Of course, all this has been tried before, again and again, all over the world. And the lessons from economic history are that: 1) such policies prove to be unaffordable and the governments implementing them sink in a sea of debt and deficit; 2) issues of state failure, not market failure, become the dominating feature, with all sorts of unintended consequences from interventionist policies; 3) tax and spend policies undermine the supply side of the economy and competitiveness, with the result that economic growth weakens.
The inevitable result of all these factors is that it all ends in tears, with savage cuts in public spending.

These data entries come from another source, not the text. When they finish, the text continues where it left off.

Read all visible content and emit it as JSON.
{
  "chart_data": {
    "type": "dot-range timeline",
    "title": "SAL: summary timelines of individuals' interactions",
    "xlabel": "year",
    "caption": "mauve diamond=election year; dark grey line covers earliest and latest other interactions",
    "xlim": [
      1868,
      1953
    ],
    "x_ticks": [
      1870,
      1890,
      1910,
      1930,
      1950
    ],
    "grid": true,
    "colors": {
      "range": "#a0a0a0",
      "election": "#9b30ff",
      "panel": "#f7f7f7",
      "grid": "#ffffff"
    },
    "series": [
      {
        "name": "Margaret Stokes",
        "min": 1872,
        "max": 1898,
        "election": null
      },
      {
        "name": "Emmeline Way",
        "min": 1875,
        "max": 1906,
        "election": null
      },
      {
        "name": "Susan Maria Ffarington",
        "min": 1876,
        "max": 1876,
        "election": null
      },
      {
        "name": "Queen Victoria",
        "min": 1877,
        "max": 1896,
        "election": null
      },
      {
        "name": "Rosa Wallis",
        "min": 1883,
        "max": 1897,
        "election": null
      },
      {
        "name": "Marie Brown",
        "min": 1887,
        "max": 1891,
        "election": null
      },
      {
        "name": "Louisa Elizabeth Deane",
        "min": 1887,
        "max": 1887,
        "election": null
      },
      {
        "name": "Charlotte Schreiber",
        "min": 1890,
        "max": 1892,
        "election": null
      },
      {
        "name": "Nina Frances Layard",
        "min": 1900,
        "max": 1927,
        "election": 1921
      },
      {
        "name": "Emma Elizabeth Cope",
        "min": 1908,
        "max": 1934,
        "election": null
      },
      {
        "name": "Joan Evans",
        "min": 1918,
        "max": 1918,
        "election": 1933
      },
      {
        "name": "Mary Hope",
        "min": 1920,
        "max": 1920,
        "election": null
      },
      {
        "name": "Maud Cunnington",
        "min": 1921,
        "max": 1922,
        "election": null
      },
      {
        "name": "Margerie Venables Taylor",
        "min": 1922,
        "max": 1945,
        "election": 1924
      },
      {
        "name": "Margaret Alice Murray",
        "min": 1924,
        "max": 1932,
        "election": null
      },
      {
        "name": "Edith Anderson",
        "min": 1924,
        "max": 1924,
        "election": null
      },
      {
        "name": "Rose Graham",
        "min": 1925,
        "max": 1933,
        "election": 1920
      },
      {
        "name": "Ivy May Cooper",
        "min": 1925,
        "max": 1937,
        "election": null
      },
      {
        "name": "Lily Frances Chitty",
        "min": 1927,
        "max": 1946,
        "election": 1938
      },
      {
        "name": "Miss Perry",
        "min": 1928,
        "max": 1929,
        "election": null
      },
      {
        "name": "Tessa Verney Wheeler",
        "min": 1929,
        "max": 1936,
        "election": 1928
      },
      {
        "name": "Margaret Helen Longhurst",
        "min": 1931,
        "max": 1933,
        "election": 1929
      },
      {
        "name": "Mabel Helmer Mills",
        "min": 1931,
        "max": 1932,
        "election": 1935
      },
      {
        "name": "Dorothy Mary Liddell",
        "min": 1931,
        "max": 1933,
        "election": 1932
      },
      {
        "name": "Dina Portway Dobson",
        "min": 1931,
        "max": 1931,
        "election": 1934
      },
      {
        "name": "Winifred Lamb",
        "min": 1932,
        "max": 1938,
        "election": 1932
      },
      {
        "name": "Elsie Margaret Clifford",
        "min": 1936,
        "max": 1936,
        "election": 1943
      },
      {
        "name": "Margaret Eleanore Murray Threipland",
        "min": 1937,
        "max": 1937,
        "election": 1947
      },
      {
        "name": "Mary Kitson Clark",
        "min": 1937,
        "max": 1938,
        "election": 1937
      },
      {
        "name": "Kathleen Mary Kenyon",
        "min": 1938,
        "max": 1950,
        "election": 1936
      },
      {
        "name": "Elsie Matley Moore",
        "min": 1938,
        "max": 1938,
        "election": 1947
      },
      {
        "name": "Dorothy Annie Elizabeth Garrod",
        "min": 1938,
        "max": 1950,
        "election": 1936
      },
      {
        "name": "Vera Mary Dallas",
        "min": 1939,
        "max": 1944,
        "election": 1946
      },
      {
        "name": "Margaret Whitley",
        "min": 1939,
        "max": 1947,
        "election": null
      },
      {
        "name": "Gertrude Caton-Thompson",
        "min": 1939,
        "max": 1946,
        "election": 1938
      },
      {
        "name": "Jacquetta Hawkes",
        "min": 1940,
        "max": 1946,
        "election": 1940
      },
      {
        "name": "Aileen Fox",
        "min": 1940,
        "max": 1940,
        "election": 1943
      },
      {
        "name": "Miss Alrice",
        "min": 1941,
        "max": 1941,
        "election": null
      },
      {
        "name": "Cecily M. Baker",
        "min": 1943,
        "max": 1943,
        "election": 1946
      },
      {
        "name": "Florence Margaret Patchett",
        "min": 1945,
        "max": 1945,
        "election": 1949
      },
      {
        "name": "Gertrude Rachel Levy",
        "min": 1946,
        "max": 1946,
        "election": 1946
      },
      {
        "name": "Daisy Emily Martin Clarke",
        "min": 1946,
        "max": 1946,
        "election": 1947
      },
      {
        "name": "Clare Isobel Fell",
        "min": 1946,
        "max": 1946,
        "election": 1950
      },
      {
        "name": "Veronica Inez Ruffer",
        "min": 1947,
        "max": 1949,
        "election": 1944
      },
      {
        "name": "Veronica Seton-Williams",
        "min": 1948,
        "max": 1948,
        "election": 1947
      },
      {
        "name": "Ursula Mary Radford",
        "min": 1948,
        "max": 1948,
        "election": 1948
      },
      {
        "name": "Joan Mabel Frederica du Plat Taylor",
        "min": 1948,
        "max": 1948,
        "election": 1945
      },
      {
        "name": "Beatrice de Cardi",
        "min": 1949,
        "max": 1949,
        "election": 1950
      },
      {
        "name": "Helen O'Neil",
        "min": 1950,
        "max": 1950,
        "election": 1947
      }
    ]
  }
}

Economic history 101 shows that the most prosperous economies are the ones which have chosen freedom and free markets over statism. Free markets have been the greatest wealth creator and driving force for prosperity in history. In stark contrast, socialism has failed everywhere it has been tried.
Before you quote the Nordics back at me remember that those economies also encourage freedom and competition in public services.
Corbyn blames this “failed” doctrine of neoliberalism” and free markets, when he knows full well that if you look at tax and spend and regulation – a total state intervention index – the state accounts for more than half of the economy. Failed neoliberalism is a straw man.
Moreover, when he proposes policies such as rent controls, he conveniently ignores the fact that the problems in the UK housing market are attributable to government intervention and planning. The idea that the UK housing market is a free market is a joke.
Sure, there will always be market failures, but that should be the determinant of whether or not there is state intervention. Ideological hatred of free markets is a lousy way to make policy.
Corbyn wants to extend public services democracy away from Whitehall. True democracy would be the devolution of spending power to every citizen. Be it vouchers in education or payment passports in health, free at the point of use is still possible, but we need a revolution in choice to deliver those public services.
If somebody tells you they want to take an active role in restructuring the economy, with a new model of economic management that includes a dynamic role for the public sector, ask them where on earth has that ever worked in the history of the world?